I just don't see the US sending a major army to CBI- one of the central premises of almost all US strategic planning against Japan was that a major land war against the Japanese, especially on the Asian mainland, would be a pointless waste of American lives for little strategic gain, and thus a major no-no.

In all the assorted Orange plans from about 1900 until they were superceded by the Rainbow plans in 1940-41, the Army & Marine Corps side of planning was limited to the defense of the Phillipines and other US territories, providing landing forces to capture whatever islands were deemed necessary to take, either to eliminate Japanese bases and establish US bases, and providing an army to retake/relieve the Phillipines depending on the circumstances. The main focus was always the naval offensive to neutralize Japanese bases, deliver the relief army to the Phillipines, eliminate the IJN as a threat, and if necessary, starve Japan into submission through blockade.

Considering that it really took the better part of a year to get a substantial, deployable field army into action OTL, if we assume that with a Japan-first focus, an army comprable to the US forces in Operation Torch can be deployed to the Pacific between July-September 1942 along with the associated air assets, what can these troops be used for?
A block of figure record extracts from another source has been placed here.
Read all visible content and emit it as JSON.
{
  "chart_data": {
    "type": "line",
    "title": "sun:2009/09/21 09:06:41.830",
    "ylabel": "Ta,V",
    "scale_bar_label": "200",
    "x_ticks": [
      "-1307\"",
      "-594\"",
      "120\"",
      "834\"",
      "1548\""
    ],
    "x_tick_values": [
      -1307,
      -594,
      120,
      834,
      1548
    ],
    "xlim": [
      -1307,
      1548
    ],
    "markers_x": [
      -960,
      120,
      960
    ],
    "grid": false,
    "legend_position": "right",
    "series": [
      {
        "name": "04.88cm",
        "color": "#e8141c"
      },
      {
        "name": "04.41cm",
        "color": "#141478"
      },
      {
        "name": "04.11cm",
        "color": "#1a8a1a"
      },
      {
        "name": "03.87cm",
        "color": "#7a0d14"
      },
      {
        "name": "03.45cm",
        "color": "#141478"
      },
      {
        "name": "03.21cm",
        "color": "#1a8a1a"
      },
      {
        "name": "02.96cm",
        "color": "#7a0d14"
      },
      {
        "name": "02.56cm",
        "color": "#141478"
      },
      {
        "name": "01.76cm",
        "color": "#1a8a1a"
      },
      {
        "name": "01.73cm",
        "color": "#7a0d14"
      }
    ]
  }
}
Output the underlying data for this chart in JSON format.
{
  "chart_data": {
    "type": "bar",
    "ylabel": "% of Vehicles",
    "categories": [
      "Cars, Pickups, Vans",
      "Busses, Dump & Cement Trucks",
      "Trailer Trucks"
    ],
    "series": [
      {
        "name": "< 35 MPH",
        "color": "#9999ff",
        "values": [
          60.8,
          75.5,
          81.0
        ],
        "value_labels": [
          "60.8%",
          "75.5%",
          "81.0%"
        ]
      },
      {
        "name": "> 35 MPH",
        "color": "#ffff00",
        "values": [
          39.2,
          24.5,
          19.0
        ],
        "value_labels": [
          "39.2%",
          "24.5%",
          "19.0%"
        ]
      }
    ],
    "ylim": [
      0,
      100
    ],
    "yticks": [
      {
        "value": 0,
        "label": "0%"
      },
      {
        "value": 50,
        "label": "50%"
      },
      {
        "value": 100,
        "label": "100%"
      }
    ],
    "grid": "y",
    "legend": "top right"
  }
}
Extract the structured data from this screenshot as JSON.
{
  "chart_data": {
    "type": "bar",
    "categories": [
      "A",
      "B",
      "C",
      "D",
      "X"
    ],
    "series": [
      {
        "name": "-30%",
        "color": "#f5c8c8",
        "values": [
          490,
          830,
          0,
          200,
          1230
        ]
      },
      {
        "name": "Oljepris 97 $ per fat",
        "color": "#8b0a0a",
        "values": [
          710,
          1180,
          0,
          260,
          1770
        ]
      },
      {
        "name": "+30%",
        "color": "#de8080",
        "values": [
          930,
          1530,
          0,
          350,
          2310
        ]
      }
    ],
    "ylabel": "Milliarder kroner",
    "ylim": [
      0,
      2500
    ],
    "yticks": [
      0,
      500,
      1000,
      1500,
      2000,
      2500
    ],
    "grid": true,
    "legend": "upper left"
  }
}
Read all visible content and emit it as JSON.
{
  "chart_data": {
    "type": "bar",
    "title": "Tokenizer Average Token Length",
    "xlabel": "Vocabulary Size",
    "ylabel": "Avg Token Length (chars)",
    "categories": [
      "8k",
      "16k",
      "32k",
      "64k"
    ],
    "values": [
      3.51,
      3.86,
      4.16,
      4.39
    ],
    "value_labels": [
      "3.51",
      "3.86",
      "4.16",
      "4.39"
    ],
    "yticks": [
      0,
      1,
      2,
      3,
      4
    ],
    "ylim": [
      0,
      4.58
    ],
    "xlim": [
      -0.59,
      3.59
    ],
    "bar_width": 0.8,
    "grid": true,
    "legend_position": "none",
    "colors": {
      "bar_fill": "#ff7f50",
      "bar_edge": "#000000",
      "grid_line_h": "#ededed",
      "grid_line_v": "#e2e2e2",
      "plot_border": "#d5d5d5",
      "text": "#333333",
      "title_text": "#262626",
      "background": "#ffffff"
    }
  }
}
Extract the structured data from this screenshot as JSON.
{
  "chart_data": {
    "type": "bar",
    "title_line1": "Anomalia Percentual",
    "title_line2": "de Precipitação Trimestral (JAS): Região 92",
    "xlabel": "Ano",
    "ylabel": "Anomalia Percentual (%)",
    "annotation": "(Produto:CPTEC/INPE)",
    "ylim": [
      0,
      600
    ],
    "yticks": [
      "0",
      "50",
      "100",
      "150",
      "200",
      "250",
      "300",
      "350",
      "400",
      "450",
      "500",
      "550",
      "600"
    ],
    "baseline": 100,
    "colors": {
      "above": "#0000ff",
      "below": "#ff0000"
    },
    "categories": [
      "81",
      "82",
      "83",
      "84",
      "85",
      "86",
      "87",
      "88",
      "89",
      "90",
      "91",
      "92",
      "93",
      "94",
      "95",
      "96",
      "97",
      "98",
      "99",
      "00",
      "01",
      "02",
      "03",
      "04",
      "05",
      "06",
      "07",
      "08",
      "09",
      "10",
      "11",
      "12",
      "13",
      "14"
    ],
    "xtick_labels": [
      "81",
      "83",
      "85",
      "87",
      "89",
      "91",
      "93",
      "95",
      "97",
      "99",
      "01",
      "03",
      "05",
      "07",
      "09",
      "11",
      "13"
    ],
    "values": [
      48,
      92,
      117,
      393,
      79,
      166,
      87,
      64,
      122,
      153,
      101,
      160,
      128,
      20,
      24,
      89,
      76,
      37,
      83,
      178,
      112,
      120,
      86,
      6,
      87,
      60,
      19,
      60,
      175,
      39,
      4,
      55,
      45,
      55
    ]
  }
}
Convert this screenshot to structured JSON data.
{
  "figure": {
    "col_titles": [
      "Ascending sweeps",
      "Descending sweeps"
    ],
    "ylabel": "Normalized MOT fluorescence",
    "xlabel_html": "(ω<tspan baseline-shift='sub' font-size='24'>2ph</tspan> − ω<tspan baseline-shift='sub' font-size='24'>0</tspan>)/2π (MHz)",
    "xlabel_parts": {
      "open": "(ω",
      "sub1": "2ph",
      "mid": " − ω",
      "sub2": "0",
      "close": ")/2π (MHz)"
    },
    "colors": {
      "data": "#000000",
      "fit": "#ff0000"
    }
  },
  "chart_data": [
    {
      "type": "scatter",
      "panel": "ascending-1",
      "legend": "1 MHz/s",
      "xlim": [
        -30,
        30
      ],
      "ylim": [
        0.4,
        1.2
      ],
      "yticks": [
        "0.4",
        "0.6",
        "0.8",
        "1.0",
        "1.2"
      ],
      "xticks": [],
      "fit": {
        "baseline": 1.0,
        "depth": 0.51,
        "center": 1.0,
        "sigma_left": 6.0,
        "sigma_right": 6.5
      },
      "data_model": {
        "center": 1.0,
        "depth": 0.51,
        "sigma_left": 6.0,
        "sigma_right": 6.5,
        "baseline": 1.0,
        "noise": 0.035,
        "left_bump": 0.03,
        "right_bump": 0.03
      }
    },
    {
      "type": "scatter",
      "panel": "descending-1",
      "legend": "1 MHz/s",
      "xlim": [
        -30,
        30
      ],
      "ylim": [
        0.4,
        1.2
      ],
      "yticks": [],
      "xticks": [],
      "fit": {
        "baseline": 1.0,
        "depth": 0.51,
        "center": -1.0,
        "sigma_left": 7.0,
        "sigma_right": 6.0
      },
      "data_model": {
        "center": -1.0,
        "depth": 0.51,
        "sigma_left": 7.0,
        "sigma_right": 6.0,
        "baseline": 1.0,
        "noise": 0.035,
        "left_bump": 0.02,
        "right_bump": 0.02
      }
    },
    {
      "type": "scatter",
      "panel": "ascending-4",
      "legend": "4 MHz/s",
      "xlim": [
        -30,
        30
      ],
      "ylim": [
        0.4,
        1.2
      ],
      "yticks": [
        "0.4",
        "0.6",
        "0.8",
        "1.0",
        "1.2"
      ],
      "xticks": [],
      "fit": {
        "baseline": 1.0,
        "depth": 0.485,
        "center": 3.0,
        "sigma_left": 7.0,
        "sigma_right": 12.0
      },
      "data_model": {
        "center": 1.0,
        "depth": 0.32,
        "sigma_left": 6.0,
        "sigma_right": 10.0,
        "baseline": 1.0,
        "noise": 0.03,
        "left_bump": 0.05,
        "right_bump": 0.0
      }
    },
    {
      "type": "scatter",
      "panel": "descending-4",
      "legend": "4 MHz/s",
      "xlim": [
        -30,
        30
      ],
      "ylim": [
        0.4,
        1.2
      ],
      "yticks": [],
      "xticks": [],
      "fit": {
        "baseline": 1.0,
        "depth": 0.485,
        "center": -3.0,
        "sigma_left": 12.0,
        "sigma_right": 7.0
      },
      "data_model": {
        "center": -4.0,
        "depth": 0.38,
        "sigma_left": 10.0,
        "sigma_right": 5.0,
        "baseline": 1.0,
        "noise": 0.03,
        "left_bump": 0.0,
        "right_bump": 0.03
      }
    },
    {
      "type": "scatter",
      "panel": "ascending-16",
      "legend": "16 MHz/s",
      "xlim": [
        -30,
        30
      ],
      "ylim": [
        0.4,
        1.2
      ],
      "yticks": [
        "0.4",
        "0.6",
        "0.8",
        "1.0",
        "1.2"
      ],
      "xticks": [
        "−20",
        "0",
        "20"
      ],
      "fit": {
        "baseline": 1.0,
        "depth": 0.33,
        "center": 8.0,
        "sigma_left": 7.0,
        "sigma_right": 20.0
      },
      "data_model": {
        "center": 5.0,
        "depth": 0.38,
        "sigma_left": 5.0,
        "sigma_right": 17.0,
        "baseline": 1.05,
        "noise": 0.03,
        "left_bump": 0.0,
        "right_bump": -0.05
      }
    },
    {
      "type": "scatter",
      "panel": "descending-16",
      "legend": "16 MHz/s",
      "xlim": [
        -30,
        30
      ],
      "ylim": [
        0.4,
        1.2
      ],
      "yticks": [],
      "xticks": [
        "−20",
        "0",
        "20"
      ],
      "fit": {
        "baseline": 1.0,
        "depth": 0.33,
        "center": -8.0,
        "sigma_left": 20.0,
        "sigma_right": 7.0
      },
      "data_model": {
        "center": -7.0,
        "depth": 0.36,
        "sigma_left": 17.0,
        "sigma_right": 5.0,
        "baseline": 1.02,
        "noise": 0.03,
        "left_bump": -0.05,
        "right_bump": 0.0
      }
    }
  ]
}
Assuming that this @ is roughly comprable to OTL, probably a bit more favorable to the Allies (not that much was sent to Europe for use by US forces before then, and although stocks of equipment were heavily used to resupply the British, and being to better equip PTO forces would have been really helpful, there's still only so many people to use them), it would seem that reinforcing New Guinea and Guadalcanal, and perhaps a more agressive tack in the Upper Solomons and subsequent campaigns would be appropriate, but still, not a major bump.

Although extra long-range bombers and fighters would be useful, the P-38 & P-47 didn't become operational in any significant numbers until mid-late 1942 and took longer to reach the front, and a PTO-focus might actually delay development of the Merlin-engined P-51 somewhat. The real bottleneck would, as has been said earlier, be naval strength. The naval assets in the ETO, a few battleships (a couple new, a couple really old), a couple carriers (Wasp goes to the Pacific a couple months earlier than OTL, which could have some effects, Ranger was considered to slow and fragile to be of any use in the PTO, and some CVEs of rather limited value in a fleet action), a few cruisers, and a bunch of destroyers probably aren't going to be enough to be strategic game-changers, so it will likely have to wait until mid-1943 for the necessary shipping to enter service. (Perhaps not building so many DEs and smaller ASW craft might speed that along a bit.)

So, unless as a result of butterflies from a pre-war POD that resulted in a PTO-first decision, there are significant trained & equipped reinforcments that can be deployed to key points such as the Phillipines, New Guinea, Australia, and the Upper Solomons right at the start of things, or prevent the blundering of MacArthur, Short, and Kimmel that led to US forces getting caught with their pants down on Dec. 7, a PTO-focus is going to result in Japan going down a bit harder, a few months earlier than usual. The real difference is in Europe, where the Soviets are going to be in a better position for the @ Cold War, because they'd likely end up with more of Europe to occupy and oppress for the next 50+ years of this TL.